Marek Šuppa

Natural Language Processing 2021

Last modified at: 2021-03-05 12:00:00+01:00

The 2021 episode at Faculty of Mathematics, Physics and Informatics of Comenius University

Lectures (virtual): Friday, 9:00 - 10:20 (voluntary)
Labs (virtual): Friday, 10:20 - whenever (voluntary)

Course description
Lectures
Resources
Similar Courses Elsewhere
Grading

Course description

This course tries to go deeper into how we can represent human language (say English or Slovak) in a way that can be processed by computational systems (a.k.a. computer programs), and how this representation can then be used to do interesting things, such as

question answering
translation
grammatical error correction
summarization
text (like poems or song lyrics) generation
and much more...

All of this combined is part of a field called Natural Language Processing, which ended up being the name of the course.

Lectures

Intro (Demos)

A few cool things we'll (probably) learn more about in this class:

Extracting relevant keywords from text
Translating text from (say) Slovak to English
Answering questions, given a specific paragraph of text, an image or even a table
Automatically autocomplete comprehensible text
Generate interesting text (like song lyrics)
Summarizing text (i.e. give it a paragraph and get a single sentence back)

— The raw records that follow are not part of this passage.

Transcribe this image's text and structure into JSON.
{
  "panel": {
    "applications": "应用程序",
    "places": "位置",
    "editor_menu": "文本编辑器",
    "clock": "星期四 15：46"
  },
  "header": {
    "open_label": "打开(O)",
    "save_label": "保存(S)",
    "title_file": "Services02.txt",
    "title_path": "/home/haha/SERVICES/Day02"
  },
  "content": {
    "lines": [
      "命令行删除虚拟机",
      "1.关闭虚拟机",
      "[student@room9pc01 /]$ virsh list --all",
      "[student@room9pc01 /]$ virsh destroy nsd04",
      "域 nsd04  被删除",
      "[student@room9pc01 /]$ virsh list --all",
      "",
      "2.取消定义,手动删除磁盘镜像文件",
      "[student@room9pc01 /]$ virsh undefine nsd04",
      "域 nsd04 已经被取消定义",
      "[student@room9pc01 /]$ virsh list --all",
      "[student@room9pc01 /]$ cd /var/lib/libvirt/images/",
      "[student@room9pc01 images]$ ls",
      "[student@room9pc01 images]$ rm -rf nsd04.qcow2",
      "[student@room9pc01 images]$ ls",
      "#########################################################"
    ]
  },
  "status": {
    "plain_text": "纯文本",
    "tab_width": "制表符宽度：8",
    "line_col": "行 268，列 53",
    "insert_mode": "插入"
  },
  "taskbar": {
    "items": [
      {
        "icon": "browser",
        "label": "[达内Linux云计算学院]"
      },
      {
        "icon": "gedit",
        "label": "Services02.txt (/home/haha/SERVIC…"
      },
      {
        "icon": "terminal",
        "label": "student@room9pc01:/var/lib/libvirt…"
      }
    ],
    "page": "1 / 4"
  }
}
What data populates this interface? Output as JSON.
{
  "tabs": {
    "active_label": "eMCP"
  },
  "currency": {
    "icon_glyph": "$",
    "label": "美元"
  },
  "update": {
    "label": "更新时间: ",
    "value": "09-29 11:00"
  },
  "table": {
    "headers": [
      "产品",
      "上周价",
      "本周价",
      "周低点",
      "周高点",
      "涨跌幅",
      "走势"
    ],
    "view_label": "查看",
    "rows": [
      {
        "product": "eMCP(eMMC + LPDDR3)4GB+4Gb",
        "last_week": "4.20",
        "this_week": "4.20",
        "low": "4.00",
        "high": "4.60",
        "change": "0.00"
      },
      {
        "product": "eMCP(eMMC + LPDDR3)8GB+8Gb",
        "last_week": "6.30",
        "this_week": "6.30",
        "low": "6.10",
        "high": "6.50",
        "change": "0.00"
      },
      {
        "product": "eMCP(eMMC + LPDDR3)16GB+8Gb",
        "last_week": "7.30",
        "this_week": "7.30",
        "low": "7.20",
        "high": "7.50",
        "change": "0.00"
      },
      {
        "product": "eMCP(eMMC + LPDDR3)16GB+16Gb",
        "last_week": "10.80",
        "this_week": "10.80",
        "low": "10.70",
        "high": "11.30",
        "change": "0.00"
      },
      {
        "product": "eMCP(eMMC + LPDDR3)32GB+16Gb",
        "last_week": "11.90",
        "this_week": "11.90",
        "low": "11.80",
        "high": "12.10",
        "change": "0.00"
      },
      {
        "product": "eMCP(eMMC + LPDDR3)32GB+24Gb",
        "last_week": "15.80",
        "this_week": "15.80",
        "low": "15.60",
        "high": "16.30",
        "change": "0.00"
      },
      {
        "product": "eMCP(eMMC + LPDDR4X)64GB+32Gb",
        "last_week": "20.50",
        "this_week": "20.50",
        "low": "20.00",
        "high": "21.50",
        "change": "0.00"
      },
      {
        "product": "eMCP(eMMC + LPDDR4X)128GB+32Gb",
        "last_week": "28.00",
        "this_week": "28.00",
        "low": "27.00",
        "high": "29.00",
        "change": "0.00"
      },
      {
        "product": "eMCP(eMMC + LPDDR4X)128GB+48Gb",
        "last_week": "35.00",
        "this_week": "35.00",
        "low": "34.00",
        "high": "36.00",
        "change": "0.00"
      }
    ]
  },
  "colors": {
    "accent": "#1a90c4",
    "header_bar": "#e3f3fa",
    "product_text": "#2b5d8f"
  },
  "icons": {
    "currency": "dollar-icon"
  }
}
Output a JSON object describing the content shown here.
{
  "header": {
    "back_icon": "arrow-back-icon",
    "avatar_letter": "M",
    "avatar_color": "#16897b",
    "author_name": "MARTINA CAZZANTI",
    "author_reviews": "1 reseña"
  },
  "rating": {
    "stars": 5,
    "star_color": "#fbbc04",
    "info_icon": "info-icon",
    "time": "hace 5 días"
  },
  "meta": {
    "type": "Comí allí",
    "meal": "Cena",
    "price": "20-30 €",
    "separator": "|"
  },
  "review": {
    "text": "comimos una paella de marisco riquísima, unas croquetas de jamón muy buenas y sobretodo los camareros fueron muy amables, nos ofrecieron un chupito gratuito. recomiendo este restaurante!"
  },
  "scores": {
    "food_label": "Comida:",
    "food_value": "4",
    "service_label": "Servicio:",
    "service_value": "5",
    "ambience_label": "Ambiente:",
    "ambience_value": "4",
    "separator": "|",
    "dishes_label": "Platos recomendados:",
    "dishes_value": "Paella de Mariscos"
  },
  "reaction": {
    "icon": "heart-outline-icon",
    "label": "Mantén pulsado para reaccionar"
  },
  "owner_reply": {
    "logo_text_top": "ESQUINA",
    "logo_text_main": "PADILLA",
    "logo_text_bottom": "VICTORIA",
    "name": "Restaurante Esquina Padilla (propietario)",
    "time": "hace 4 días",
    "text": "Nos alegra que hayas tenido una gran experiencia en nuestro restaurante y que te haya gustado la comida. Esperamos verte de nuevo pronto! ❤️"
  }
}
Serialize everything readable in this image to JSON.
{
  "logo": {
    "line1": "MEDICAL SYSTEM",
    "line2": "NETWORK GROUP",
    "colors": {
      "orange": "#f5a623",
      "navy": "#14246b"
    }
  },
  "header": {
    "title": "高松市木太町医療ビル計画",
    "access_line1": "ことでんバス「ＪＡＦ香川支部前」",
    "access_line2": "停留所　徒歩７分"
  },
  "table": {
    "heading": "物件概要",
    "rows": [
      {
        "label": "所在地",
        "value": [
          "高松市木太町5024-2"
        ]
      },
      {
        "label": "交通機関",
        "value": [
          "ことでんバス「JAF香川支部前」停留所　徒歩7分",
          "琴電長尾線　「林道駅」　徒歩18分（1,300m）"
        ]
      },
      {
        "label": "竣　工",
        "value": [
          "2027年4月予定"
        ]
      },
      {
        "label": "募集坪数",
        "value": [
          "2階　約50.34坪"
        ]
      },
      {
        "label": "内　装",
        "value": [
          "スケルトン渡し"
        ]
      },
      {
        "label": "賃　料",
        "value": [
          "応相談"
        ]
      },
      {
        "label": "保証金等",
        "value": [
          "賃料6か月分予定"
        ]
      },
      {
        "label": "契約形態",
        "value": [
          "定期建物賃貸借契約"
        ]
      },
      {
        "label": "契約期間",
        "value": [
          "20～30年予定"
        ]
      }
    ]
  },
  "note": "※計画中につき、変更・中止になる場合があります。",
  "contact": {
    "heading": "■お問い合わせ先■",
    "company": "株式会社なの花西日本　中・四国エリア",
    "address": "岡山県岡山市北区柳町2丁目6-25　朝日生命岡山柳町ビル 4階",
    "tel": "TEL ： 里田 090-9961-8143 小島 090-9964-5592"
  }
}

Lecture I: Text Processing

Discussed material:

Basic Text Processing (slides)
- Regular Expressions
- Tokenization
- Text normalization
Basically the first part of SLP Chapter II

Supplementary resources:

Eliza Bot Demo: one of the most famous use cases of regular expressions. It is really worth trying out -- you may end up having some surprisingly good conversations.
Unix for poets: a nice 25 pages worth of examples on how to process text on the Unix command line. Here is a shorter version by the authors of the SLP book.
Scriptio continua: the reason why English also nearly ended up without word and sentence separators.

Lecture II: Edit Distance

Discussed material:

Edit Distance (slides)
- Edit Distance
- Weighted Edit Distance
- Alignment
- The last part of SLP Chapter II
- (we did not discuss the bio applications ...)

Supplementary resources:

subsync: a tool for automatically synchronizing subtitles with video (a nice use-case of using alignment in a not-so-ordinary context)
Seam carving: although not necessarily NLP related, seam carving is a very nice real-world example of how dynamic programming can still be a useful tool.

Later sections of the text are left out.